In a warning to principled conservatives, including Canadian Conservatives, he says that “Many politicians, especially those from mainstream center-right parties, have been at a loss when it comes to countering nationalist populism. Increasingly, though, they are betting on a seemingly paradoxical strategy of what one might call “destruction through imitation.” Austrian Chancellor Sebastian Kurz and Dutch Prime Minister Mark Rutte, for example, have tried to outflank their far-right competitors with tough talk on refugees, Islam, and immigration … [but, Professor Müller warns] … This strategy is unlikely to succeed in the long run, but it is bound to do serious damage to European democracy. No matter how fast one chases populists to the fringes, it’s almost impossible to catch them. Extremist outfits such as the Danish People’s Party or the Party for Freedom of the far-right Dutch provocateur Geert Wilders will never be satisfied with the immigration proposals of more established parties, no matter how restrictive they are. And their supporters are unlikely to switch their allegiances: they’ll continue to prefer the originals over the imitators … [and] … A deeper concern is the effect that established parties making opportunistic shifts in response to the populist threat will have. First, they denounce populists as demagogues peddling lies. Then, when support for populists grows, mainstream politicians begin to suggest that the populists have intuited, or even firmly know, something about people’s concerns and anxieties that others haven’t, or don’t. This reflects an understanding of democratic representation as an almost mechanical system for reproducing existing interests, ideas, and even identities. In this view, savvy populist political entrepreneurs discover trends within the polity and then import them into the political system.” It is, however, very acceptable, in my opinion, to hold, as I do, three distinct opinions about immigration, refugees and illegal migration because they are three quite separate and distinct issues.

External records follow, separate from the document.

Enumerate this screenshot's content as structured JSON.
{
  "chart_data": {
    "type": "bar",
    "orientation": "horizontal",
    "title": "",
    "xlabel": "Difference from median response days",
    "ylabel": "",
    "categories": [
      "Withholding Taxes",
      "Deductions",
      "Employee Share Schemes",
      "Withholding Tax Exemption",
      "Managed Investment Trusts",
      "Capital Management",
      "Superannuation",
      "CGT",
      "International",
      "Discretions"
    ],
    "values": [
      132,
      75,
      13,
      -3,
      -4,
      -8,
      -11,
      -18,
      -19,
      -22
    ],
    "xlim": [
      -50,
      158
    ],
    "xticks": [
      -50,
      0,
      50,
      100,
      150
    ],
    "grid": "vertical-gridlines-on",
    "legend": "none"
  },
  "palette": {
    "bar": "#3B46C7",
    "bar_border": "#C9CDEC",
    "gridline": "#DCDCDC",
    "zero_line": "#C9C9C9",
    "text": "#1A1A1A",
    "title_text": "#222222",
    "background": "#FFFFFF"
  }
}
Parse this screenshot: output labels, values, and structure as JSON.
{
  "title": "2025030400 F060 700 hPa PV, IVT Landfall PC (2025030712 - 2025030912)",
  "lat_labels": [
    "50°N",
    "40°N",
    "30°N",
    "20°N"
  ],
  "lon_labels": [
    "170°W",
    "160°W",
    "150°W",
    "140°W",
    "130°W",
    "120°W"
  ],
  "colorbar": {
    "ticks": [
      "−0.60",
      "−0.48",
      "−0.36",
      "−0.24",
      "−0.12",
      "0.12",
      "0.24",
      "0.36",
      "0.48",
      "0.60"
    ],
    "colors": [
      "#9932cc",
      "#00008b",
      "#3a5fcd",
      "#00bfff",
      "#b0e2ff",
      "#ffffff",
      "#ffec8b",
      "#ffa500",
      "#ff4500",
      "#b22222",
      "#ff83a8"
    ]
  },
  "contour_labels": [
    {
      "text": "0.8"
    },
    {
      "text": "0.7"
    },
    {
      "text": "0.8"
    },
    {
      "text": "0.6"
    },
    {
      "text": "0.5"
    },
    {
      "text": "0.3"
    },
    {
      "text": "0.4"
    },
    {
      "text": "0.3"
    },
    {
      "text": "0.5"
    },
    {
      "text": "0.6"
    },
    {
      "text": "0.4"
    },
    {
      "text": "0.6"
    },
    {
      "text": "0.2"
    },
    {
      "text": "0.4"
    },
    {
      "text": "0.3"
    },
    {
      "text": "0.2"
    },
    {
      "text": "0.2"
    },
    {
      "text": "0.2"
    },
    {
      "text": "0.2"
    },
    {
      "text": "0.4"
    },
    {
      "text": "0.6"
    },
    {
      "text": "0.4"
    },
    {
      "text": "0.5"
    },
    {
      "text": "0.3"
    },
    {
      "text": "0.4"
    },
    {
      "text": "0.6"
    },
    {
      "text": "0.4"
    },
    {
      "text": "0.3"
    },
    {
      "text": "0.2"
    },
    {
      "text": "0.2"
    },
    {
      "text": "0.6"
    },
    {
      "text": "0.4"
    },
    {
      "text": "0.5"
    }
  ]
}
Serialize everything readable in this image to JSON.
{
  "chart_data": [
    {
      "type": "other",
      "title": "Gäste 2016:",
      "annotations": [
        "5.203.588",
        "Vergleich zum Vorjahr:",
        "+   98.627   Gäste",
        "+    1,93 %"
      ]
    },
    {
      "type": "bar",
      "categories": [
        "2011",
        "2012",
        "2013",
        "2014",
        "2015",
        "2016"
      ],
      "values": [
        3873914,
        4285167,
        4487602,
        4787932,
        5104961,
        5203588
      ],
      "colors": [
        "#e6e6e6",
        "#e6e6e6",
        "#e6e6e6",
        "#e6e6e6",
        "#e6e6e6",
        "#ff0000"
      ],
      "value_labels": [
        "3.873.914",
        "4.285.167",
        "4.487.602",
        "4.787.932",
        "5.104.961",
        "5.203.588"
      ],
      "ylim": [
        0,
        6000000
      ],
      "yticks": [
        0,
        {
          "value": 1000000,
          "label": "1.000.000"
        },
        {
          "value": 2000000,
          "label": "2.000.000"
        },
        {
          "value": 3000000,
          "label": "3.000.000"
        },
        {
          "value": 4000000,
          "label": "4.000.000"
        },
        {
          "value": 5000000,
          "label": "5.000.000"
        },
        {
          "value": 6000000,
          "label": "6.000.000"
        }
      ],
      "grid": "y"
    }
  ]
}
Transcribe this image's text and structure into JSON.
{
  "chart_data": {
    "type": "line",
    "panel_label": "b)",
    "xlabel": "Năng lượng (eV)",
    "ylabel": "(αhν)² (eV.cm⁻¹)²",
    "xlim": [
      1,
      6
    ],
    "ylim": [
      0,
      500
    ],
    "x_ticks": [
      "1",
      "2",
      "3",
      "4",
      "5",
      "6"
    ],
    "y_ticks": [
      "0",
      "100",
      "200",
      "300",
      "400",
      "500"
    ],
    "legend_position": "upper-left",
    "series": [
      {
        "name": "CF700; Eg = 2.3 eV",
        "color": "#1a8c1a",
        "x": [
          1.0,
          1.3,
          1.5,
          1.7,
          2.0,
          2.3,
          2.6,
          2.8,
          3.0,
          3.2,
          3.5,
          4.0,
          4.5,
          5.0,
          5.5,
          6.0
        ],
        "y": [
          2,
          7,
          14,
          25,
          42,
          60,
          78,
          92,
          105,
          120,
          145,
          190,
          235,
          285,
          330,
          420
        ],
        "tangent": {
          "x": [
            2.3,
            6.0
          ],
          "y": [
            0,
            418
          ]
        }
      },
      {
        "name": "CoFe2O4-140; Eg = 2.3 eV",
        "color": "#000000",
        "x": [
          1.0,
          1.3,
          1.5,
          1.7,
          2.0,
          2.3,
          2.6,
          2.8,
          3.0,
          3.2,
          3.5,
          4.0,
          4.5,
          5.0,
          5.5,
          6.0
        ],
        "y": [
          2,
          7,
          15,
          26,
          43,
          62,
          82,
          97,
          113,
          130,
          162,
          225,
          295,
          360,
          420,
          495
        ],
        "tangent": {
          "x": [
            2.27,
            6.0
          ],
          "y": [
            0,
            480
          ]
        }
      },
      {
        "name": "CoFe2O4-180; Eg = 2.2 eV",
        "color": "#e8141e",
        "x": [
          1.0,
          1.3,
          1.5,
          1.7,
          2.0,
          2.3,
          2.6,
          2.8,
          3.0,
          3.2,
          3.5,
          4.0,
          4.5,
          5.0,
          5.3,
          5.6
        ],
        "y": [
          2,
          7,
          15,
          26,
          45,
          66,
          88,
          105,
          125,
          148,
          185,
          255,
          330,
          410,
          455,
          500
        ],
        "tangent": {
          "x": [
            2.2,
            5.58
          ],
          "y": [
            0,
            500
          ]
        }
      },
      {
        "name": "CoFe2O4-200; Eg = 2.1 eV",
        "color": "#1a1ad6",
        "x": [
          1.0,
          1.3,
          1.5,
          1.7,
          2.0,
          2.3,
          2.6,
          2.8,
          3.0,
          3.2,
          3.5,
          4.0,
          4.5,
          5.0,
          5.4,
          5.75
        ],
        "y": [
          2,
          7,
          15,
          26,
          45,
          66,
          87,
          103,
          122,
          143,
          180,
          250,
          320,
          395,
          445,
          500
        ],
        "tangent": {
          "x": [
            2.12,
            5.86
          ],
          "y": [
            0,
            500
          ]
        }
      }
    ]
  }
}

Finally, Jan-Werner Müller says, and I agree, fully, that: “There are deep and often legitimate conflicts about trade, immigration, and the shape of the international order. Liberals [by which, in Canada, we mean Conservatives] should not present their choices on these issues as self-evidently correct or as purely win-win; they must convincingly make the case for their ideas and justify their stance to the disadvantaged. But … [he adds, and this is a key point] … they should also not adopt the framing and rhetoric of populists, opportunistic center-right politicians, and academics who make careers out of explaining away xenophobic views as merely symptoms of economic anxiety. Doing so will lead liberals to make preemptive concessions that betray their ideals.” The better angels of our nature must lead Conservatives to make sensible proposals on a whole range of issues that make sense to a solid majority of Canadians.